MacOS – How to use cloud-based text-to-speech services as native voices in Mac OS

accessibilitymacostext to speech

I want to be able to use cloud-based TTS services (like AWS Polly or Google Cloud Text-to-Speech) as if they were locally-installed voices. I've found the native voices to be inadequate for some accessibility needs and the cloud-based TTS services appear to offer the most pleasing and affordable way of addressing these. However, I can't find any tools that can help with this (e.g. creating a system voice that connects to a service on a cloud platform and facilitates the functionality). How might I be able to do this?

Best Answer

https://cloud.google.com/text-to-speech/docs/quickstart-protocol This article lists all the steps required.

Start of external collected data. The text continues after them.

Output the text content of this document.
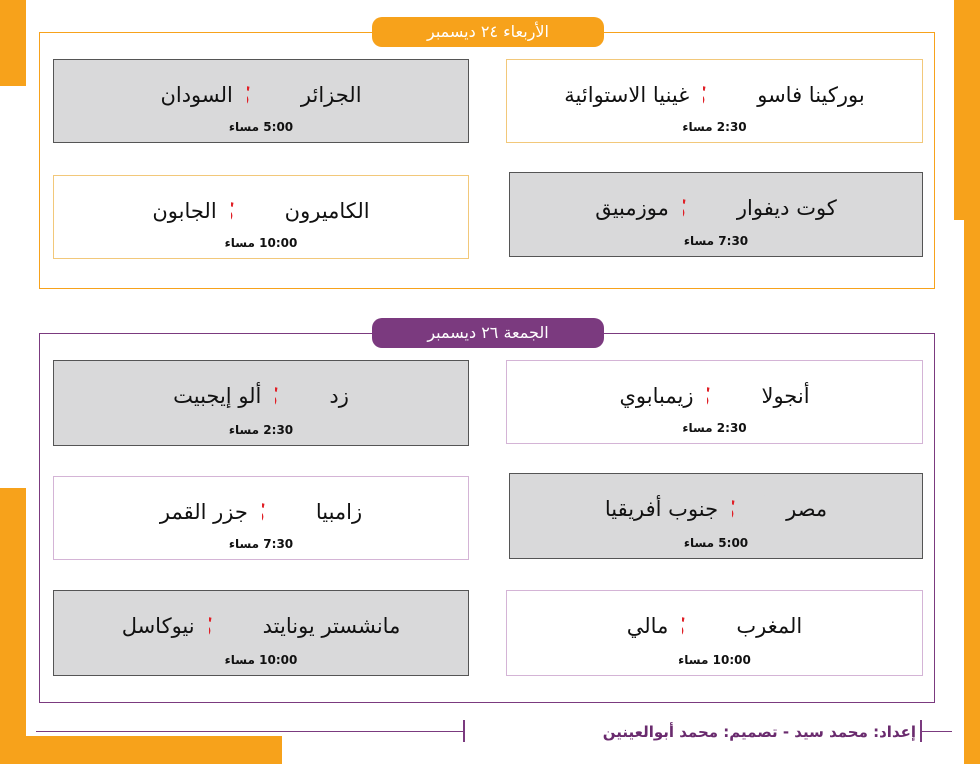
الأربعاء ٢٤ ديسمبر
بوركينا فاسو
غينيا الاستوائية
2:30 مساء
الجزائر
السودان
5:00 مساء
كوت ديفوار
موزمبيق
7:30 مساء
الكاميرون
الجابون
10:00 مساء
الجمعة ٢٦ ديسمبر
أنجولا
زيمبابوي
2:30 مساء
زد
ألو إيجبيت
2:30 مساء
مصر
جنوب أفريقيا
5:00 مساء
زامبيا
جزر القمر
7:30 مساء
المغرب
مالي
10:00 مساء
مانشستر يونايتد
نيوكاسل
10:00 مساء
إعداد: محمد سيد - تصميم: محمد أبوالعينين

  • Enabling the service's trial in Google Account.
  • Installing SDK

^ This is one time setup. The following is to be repeated.

  • Make the curl command that a shell can execute. This has three parts, two of which are fixed: voice type and audio config. The third one, input needs to be changed. *

  • Get the JSON response and save it to text file.

  • Decode the text file, to mp3 using

    base64 synthesize-output-base64.txt --decode > synthesized-audio.mp3
    
  • Play it.
  • Bind all of this in a shortcut for the preferred app as a service.

Most of your shell task can be done via "run shell script" in automator.

* For changing the text part, you can find multiple questions, or even ask one to know how to get selected text in an automator variable. Another option would be to copy paste text in an Automator's app's popup.

Next, put that text variable in the shell script.

Then make a dedicated folder for all the text and audio files that will be made in an action. Save the received JSON response there. The command to decode it will be fixed, since the file location and name is the same.


All of this can be put in an Automator app which displays a popup that has a text field and a Submit/ Play button.